Well, I don't, so on with your explanation, if you have one.
The inferential there isn't difficult if you have a modest familiarity with one of the religions you're intent on dismissing. The illustration in the second sentence is almost a complete quote from the Bible, John 15:13, "Greater love hath no man than this, that a man lay down his life for his friends." This is an important understanding within the context of the cross, but even if you don't know that all you have to do is connect the first sentence, which is the posit, with the second sentence, which is an illustration of it, to understand the answer, accept it or not.
This is not a coherent sentence. Want to try again?
You can say the moon is a vegetable. Same impact and objective support.
But, given I simply mirrored and broadened your own remark you get points for unintended humor, again. To extend your point so that even you won't miss it, everyone is preaching within this sort of context (an internet chatroom dedicated to religious debate) and everyone has a soapbox/pulpit.

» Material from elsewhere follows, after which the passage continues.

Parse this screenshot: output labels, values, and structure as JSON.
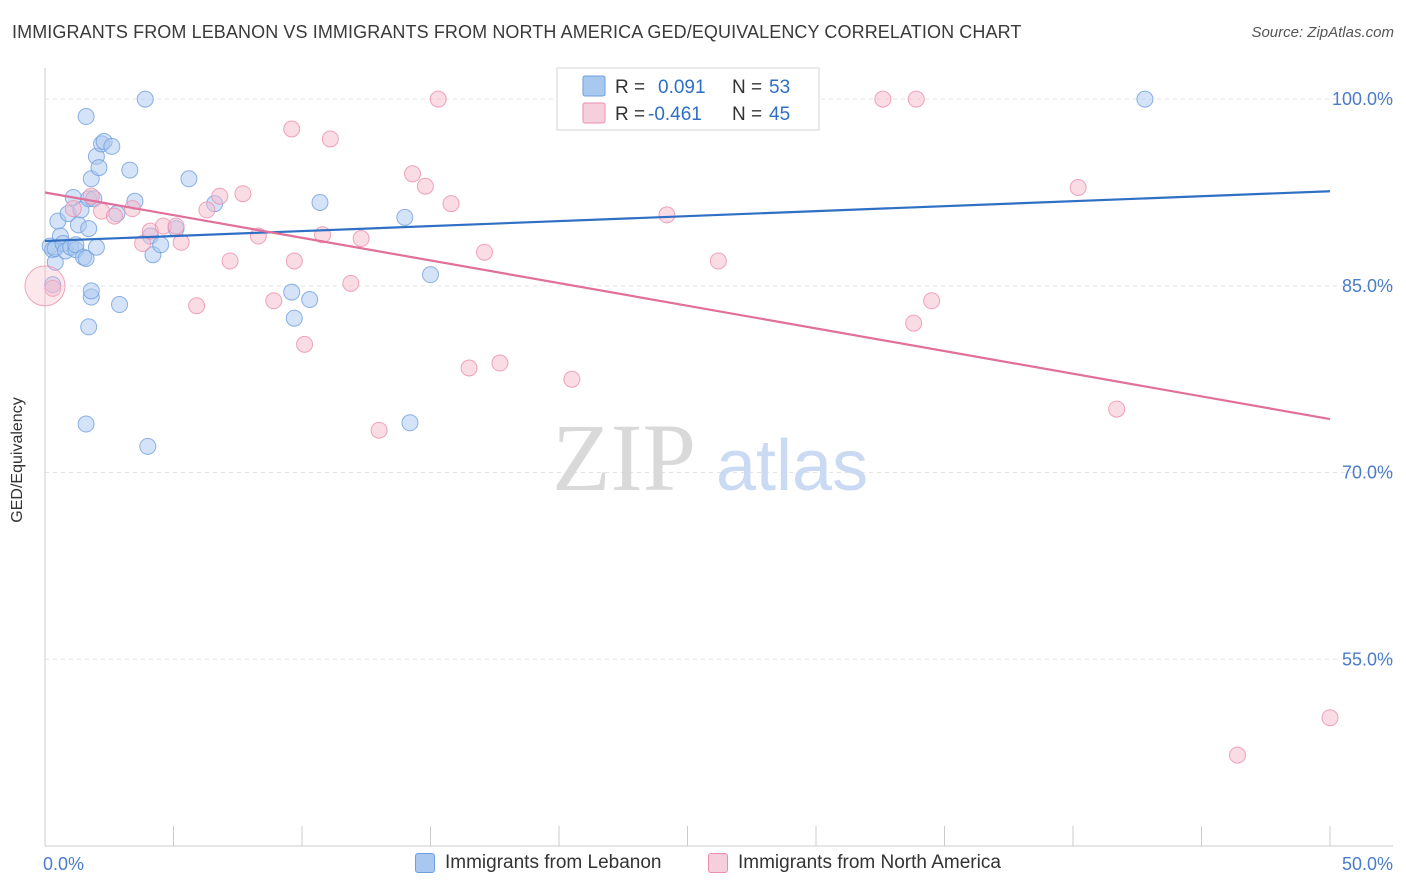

You made a conditional statement of certainty
Rather, I answered inquiry with a speculation that is a reflection of one approach or context for the question. A context you invited when you wrote, "Be creative if you wish or pull you answers from the religious book of your choice."
y: If
X then
Y. And all I'm interested in is how you know your conditional is true:
"If love in perfection is sacrificial then man by his nature is the ideal object upon which or by which love perfected could be expressed.
Do men know their valuations to be true or do they believe them to be? Are they empirically, demonstrably true or simply consistent or inconsistent within their framework? I'd argue the latter is mostly the case with value. Broadly, social compacts tend to honor self-sacrifice above more selfish motivations, at least in principle. We set aside our highest military honor for those whose actions could be said to evidence the understanding of my Biblical paraphrase, by way of example. We give higher praise to someone who gives what they have over those who give what they can easily spare, even if that latter amount is greater in literal value than the former.
Hey, I have no lock on what people may and may not do. If you want to act as an arbiter be my guest, or if you don't want to act as an arbiter also be my guest. Don't like that I might choose to do so? Fine. Change the channel if my conclusions upset you.
I don't get upset about the comments of strangers in an internet chat room. This is fun. But I do feel free to inferentially note hypocrisy and/or an unintended humor in a given complaint.